The submission that the Arbitrator failed to address the appropriate questions was not developed with any reasoned argument. It was, I assume, based on the earlier submissions relating to the contemporaneous histories, which I have dealt with earlier in this decision. The Arbitrator was well aware that injury was disputed, and that Ms Brown’s credit was under attack because of the accepted lack of contemporaneous complaints. However, as previously explained in this decision, the Arbitrator dealt with that issue by looking at Ms Brown’s reasons for the lack of any contemporaneous complaint and accepted her explanation. It was open to him to do so.
I do not accept that the Arbitrator failed to give proper reasons as to why Bi-Lo’s submissions should have been rejected. The Arbitrator rejected the attack on Ms Brown’s credit because he accepted her as an “honest and credible” witness. He also explained that he accepted her oral evidence as to the strenuous nature of her duties and that that work caused an increase in pain in her neck, back and shoulders.
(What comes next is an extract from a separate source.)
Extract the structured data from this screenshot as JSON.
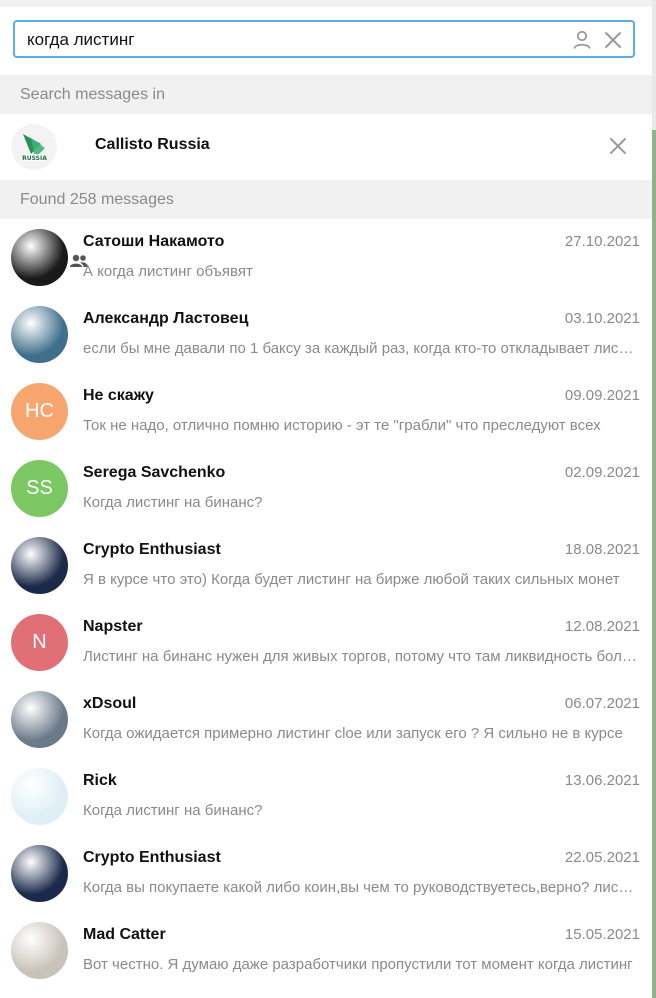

The Arbitrator rejected Mr Edwards’ criticisms of Dr Bodel’s evidence because Dr Bodel had a full history of the heavy nature of the work, and of Ms Brown’s symptoms worsening, and Dr Bodel gave a full explanation of the relationship between the nature of Ms Brown’s work and the aggravation injury. It follows that the Arbitrator clearly explained the basis for his conclusions and discharged his obligation to give reasons (Soulemezis v Dudley (Holdings) Pty Ltd (1987) 10 NSWLR 247).
CONCLUSION
This appeal was without merit and amounted to no more than an attempt to conduct a rehearing with little effort to establish error by the Arbitrator. Ms Walsh’s submissions ignored long-standing and binding authorities dealing with expert evidence in the Commission and ignored critical parts of the evidence and the Arbitrator’s findings.
DECISION
The Arbitrator’s determination of 27 August 2013 is confirmed.
COSTS
The appellant employer is to pay the respondent worker’s costs of the appeal, as agreed or assessed.
Bill Roche
Deputy President
27 November 2013
I, KATHRYN CAMP, CERTIFY THAT THIS IS A TRUE AND ACCURATE RECORD OF THE REASONS FOR DECISION OF BILL ROCHE, DEPUTY PRESIDENT OF THE WORKERS COMPENSATION COMMISSION.